RIM paints a rosy fiscal picture, but challenges loom

UPDATED: Research in Motion announced its fiscal third quarter results on Thursday (PDF), showing quarterly growth in revenues and handset sales, but continued dismal tablet numbers. As Apple, Amazon and others are on track to sell millions of tablets this quarter, RIM says it shipped only 150,000 PlayBooks in the past three months; note that shipped doesn’t equal sold. The results followed a provision from two weeks ago when RIM said it would take a $ 485 million pre-tax charge related to its PlayBook inventory.

Aside from continued bad tablet news, RIM suggests that its business is rosy:

  • Revenue of $ 5.2 billion, up 24 percent from last quarter ending Nov. 26
  • BlackBerry smartphone shipments of 14.1 million, up 33 percent from last quarter
  • Subscribers up 35 percent year-over-year to almost 75 million

But the future continues to look murky as the company’s guidance suggests that revenues and smartphone shipments will be lower in the next quarter, which includes the holiday period. RIM figures revenues between $ 4.6-$ 4.9 billion with smartphone shipments of 11 to 12 million handets.

The company says that 79 percent of its revenue this quarter came from hardware sales; not services and software. If you’re not growing the segment that makes up the bulk of your revenue stream, I’d say there’s a problem; especially when iOS and Android hardware is selling like hotcakes. The PlayBook could have helped, but if anything has made things worse due to negative publicity for an unfinished product that isn’t selling well in what’s considered one of the hottest market segments.

At this point, the March results next year could be a make or break time for RIM. By then, we’ll know a few things: will be BlackBerry 10 be enough to help sell more BlackBerry handsets when it arrives around mid-year; if RIM delivers its PlayBook software update in time; and if so, can it turn a tablet loser into a competitor.

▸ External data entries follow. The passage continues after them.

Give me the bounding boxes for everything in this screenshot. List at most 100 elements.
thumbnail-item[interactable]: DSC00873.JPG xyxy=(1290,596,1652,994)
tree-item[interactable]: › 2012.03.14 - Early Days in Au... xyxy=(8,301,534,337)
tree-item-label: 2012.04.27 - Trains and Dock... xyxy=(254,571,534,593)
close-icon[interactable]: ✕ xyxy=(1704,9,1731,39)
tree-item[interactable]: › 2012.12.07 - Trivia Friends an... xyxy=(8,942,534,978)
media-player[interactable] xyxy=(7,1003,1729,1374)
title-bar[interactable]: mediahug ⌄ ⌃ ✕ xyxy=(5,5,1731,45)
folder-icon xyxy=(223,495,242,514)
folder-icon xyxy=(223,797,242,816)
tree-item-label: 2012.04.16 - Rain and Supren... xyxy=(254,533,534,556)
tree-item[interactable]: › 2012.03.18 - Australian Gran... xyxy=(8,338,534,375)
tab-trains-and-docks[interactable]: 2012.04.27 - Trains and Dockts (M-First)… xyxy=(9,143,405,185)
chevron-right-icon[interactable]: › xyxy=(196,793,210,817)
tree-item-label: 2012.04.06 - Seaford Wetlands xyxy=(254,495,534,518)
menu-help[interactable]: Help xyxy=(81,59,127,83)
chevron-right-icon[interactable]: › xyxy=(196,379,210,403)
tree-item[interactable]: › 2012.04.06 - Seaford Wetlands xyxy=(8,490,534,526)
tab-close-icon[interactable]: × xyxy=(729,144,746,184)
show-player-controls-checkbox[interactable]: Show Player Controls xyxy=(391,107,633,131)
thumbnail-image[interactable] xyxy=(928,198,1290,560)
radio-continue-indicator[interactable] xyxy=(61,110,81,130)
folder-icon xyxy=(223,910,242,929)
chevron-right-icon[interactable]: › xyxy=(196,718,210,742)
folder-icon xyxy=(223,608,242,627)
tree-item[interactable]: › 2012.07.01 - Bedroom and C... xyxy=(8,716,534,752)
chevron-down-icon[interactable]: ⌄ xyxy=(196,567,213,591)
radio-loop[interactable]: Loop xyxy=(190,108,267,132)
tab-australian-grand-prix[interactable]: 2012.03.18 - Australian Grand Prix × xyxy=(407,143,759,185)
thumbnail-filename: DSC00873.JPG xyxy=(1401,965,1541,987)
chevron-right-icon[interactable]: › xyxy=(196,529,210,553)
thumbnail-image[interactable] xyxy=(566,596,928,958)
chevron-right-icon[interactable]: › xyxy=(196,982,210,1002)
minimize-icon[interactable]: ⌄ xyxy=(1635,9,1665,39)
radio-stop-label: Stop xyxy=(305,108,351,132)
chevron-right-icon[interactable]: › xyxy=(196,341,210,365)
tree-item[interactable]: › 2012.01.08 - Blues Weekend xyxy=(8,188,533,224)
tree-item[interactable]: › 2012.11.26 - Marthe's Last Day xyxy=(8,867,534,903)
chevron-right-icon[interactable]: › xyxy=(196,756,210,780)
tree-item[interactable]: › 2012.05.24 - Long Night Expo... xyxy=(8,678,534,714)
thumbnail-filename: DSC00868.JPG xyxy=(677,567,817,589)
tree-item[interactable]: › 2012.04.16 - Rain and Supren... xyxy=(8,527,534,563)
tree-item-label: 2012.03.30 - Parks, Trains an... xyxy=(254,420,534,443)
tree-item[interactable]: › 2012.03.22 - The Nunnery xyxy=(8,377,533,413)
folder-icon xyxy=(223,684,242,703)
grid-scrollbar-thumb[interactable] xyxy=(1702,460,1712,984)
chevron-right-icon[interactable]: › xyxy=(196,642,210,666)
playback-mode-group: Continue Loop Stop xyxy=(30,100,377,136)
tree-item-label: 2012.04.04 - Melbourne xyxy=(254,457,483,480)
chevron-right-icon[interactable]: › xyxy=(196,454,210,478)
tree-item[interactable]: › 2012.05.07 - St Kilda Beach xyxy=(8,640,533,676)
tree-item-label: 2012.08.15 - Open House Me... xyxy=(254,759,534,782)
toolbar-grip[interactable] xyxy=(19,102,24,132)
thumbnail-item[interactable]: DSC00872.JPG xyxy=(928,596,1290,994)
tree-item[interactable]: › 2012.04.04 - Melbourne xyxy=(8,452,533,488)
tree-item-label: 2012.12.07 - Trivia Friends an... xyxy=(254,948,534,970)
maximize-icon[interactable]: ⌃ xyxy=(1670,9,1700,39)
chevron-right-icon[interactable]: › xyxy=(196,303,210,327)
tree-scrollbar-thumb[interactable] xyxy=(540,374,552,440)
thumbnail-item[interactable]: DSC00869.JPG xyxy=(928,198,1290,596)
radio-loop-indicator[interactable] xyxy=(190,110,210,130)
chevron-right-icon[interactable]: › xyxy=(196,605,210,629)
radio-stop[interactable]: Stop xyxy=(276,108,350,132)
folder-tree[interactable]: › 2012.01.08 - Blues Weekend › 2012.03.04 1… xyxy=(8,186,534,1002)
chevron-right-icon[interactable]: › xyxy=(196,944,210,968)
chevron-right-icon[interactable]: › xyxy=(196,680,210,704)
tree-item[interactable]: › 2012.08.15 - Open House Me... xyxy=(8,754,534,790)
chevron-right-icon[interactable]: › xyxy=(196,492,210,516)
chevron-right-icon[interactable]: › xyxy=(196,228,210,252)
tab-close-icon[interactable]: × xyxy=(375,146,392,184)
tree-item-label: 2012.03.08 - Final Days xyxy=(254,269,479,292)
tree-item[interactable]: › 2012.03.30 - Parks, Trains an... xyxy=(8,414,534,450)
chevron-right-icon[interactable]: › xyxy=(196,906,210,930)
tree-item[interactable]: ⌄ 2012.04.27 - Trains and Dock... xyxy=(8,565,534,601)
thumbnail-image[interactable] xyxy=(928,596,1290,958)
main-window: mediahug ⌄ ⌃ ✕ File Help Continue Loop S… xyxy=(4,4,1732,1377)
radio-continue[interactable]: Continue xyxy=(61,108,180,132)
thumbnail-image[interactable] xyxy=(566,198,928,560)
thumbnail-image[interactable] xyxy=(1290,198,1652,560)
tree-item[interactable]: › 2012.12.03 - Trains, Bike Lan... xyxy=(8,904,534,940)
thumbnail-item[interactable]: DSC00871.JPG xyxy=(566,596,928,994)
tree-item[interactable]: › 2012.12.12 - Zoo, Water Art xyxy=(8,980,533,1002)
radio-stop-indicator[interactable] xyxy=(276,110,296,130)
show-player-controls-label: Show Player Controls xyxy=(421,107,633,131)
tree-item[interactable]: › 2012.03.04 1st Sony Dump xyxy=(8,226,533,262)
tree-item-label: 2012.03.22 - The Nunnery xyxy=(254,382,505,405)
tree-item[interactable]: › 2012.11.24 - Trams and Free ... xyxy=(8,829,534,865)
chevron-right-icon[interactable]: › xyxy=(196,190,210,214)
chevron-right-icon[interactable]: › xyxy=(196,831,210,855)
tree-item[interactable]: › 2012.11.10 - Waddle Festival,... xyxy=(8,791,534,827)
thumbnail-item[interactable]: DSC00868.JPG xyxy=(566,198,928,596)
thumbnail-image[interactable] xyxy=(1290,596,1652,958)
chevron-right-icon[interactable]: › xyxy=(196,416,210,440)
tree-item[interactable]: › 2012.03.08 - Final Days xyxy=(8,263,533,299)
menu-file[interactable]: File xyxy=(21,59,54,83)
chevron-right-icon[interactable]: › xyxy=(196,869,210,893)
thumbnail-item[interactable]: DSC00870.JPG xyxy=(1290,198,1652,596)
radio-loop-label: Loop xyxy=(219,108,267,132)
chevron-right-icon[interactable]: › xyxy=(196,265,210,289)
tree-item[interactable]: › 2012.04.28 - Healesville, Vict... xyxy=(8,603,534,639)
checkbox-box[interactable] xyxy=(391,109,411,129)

UPDATE: RIM said its BlackBerry 10 phones will not be available until the second half of 2012 because it is waiting on the availability of dual-core LTE chipsets that will power their new phones. This is just going to prolong RIM’s turnaround. Sales of BlackBerry 7 devices are going to continue to drop off as people anticipate the next generation phones from RIM. But the longer it takes the company to put out those BB10 phones, the more it risks slumping unit sales and shrinking market share.

RIM said it hoped to launch a big advertising blitz in 2012 to help drive sales. And co-CEO Jim Balsillie said he and fellow CEO Mike Lazaridis would reduce their salary to $ 1 a year. These are nice gestures and plans but the real issue is that RIM is not moving fast enough in a market that is zooming by. By the second half of 2012, RIM will be facing an even more advanced iPhone and a slew of Android phones even more more formidable than the Galaxy Nexus. And Microsoft and Nokia are going to be cranking up their efforts to make Windows Phone 7 a credible third horse in this race.